Und so traten die Spieler der Werkself auch anschließend ganz anders auf als sieben Tage zuvor: Waren sie nach dem Debakel gegen den KSC in der Mixed Zone der ungeliebten LTU-Arena noch mit gesenkten Häuptern, wortlos und geradezu fluchtartig an den Journalisten vorbeigerannt, so stellten sie sich diesmal bereitwillig allen Fragen und Fragern. Jeder fand dabei andere Worte, aber der Inhalt der Botschaft war allen gemein: Ja, wir haben vorige Woche Mist gebaut und sind zurecht dafür runtergemacht worden. Nein, wir dürfen uns jetzt nicht ausschließlich mit dem Pokalfinale befassen. Und ja, wir haben uns vorgenommen, wieder aufzustehen, zurückzukommen und unser wahres Gesicht zu zeigen.

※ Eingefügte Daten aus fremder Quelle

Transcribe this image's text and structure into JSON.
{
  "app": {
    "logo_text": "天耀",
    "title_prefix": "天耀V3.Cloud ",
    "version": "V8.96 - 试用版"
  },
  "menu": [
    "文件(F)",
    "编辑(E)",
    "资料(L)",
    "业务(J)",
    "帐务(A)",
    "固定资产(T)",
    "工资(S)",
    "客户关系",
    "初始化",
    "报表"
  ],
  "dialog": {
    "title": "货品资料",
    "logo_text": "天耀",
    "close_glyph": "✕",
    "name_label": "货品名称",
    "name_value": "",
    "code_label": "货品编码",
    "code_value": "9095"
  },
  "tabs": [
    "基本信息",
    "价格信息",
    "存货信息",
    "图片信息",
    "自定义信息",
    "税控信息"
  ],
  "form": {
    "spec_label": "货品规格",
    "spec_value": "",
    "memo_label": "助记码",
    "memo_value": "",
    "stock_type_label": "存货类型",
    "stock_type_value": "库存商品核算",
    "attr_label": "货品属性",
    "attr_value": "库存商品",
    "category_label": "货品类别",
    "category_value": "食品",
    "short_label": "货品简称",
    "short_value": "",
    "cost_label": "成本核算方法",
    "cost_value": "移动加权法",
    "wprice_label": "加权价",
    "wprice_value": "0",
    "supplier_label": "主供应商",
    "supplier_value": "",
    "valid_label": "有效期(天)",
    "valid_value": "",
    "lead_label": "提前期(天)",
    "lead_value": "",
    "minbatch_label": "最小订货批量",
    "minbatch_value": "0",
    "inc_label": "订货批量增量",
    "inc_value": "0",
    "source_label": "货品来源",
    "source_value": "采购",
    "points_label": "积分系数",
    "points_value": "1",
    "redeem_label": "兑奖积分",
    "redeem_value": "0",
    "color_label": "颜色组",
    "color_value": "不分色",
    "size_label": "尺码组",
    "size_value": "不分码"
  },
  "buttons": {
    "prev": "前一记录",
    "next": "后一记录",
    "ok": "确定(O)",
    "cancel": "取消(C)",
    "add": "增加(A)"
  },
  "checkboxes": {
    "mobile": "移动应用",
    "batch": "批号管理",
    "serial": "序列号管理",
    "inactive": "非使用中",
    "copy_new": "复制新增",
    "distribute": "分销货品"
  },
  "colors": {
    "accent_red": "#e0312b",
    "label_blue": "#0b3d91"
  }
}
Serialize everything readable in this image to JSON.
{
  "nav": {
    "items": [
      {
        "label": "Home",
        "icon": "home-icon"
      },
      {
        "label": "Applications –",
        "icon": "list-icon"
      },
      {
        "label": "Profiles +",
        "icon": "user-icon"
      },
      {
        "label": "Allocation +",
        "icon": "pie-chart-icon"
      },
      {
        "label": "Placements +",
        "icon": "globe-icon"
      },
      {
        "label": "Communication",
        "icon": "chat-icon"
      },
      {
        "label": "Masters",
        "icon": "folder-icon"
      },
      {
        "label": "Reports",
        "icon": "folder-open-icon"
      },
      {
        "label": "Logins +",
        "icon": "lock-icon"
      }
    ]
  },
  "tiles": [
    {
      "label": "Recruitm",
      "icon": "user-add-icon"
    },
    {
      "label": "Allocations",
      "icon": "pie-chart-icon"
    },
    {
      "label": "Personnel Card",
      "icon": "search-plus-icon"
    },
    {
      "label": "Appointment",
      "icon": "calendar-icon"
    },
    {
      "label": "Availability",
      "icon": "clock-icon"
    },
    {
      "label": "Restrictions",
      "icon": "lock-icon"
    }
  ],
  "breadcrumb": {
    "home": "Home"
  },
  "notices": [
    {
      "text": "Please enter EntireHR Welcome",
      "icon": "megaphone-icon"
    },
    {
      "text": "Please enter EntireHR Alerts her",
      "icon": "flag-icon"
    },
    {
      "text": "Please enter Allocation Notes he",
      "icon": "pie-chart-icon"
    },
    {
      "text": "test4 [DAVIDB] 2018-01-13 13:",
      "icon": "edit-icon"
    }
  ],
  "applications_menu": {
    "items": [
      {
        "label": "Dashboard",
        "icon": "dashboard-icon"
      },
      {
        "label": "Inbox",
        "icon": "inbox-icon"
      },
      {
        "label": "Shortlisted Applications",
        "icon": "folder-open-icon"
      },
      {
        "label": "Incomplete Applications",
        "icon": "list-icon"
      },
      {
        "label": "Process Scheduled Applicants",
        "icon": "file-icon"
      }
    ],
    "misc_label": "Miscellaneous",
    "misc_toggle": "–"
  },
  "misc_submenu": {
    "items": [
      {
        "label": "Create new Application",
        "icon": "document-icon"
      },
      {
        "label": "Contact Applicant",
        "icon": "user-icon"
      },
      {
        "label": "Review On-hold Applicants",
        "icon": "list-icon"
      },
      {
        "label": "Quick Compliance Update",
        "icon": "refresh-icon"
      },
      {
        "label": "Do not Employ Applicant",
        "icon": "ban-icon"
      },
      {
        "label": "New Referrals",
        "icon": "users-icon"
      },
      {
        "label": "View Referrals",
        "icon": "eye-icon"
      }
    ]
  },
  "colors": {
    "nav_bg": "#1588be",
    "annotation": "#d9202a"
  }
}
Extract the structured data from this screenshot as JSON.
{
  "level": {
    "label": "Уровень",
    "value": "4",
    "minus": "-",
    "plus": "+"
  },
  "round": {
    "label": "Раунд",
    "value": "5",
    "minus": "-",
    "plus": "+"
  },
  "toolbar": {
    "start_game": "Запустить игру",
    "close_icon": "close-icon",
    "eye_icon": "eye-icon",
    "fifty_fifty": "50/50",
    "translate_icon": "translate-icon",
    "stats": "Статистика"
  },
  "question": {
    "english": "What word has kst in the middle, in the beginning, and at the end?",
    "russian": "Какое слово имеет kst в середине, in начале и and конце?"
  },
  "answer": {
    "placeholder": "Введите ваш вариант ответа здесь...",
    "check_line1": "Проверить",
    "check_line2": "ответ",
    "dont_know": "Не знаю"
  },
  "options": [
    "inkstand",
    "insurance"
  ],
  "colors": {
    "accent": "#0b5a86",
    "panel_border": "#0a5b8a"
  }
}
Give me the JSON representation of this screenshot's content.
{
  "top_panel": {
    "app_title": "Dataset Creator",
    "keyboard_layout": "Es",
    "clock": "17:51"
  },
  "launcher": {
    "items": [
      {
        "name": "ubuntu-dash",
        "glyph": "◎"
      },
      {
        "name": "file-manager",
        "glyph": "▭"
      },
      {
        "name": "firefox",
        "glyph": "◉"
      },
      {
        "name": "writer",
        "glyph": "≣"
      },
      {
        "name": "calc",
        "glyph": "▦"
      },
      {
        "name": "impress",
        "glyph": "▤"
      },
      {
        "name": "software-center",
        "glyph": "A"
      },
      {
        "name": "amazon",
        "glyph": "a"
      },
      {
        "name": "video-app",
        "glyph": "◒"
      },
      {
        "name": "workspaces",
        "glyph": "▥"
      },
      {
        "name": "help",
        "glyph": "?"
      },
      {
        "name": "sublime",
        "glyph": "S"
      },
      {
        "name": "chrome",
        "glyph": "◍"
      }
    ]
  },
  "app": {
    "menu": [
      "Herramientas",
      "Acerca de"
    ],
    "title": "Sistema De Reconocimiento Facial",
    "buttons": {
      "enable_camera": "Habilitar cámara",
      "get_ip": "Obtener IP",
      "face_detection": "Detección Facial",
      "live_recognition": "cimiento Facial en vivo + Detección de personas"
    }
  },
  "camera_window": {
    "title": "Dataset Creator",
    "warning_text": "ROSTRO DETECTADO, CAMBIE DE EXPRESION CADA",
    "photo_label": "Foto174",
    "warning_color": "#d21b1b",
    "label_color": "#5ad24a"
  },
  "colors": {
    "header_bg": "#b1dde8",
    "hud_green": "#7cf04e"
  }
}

Wobei die von Holzhäuser favorisierte Wundertüten-Metapher im Grunde nicht ganz stimmig ist. Denn bei der Wundertüte kann der Kunde - es sei denn, er pflegt allerbeste Beziehungen zum Verpacker - beim besten Willen vor dem Aufreißen nicht wissen, was ihn erwartet. Im Falle Bayer dagegen weiß man eigentlich sehr wohl, was drinsteckt in dieser Mannschaft. Eine Menge Talent nämlich, Spielwitz, jugendlicher Sturm und Drang, also ein beträchtliches Leistungsvermögen. Das aber hat das Team zum Entsetzen seines Trainers Bruno Labbadia in den vergangenen Wochen und Monaten nach der Winterpause viel zu oft vor den Blicken der Öffentlichkeit verborgen. „Die Jungs können's doch, das haben wir ja auch die ganze Zeit gewusst. So wird Fußball nun mal gespielt“, befand Rudi Völler am Samstagabend in Gelsenkirchen, bevor er hinzufügte: „Umso frustrierender ist, dass wir im Kampf um die internationalen Plätze mittlerweile so abgeschlagen sind.“ Nun aber gelte es nachzulegen, am Freitag gegen Bielefeld endlich den ersten Punktspielsieg in Düsseldorf klar zu machen und weiteres Selbstvertrauen mit Blick auf das Pokalfinale aufzubauen, ergänzte der Bayer-Sportchef, der noch einen speziellen Wunsch an die Adresse der Medien formulierte: „Jetzt lobt die Mannschaft bitte nicht zu doll!“
Die aber hatte - das lässt sich nun mal nicht verschweigen - gegen Schalke zeitweilig und besonders in der ersten Halbzeit exzellent aufgespielt; wobei sich besonders auswirkte, dass man endlich mal wieder jenes Forechecking betrieb, das die Leverkusener in der Hinrunde so ausgezeichnet hatte. Der einzige Vorwurf, den sich das Team hinterher gefallen lassen musste, galt der mangelhaften Chancenverwertung - es hätte wesentlich mehr Zählbares herausspringen müssen als die beiden glänzend herausgespielten Treffer durch Patrick Helmes (9.) und Renato Augusto (26.). So musste René Adler nach dem Wechsel den Vorsprung mit einer Reihe Glanzparaden verteidigen, ehe er im Privatduell mit Kevin Kuranyi kurz vor Schluss doch noch - aber eben nur einmal - bezwungen wurde.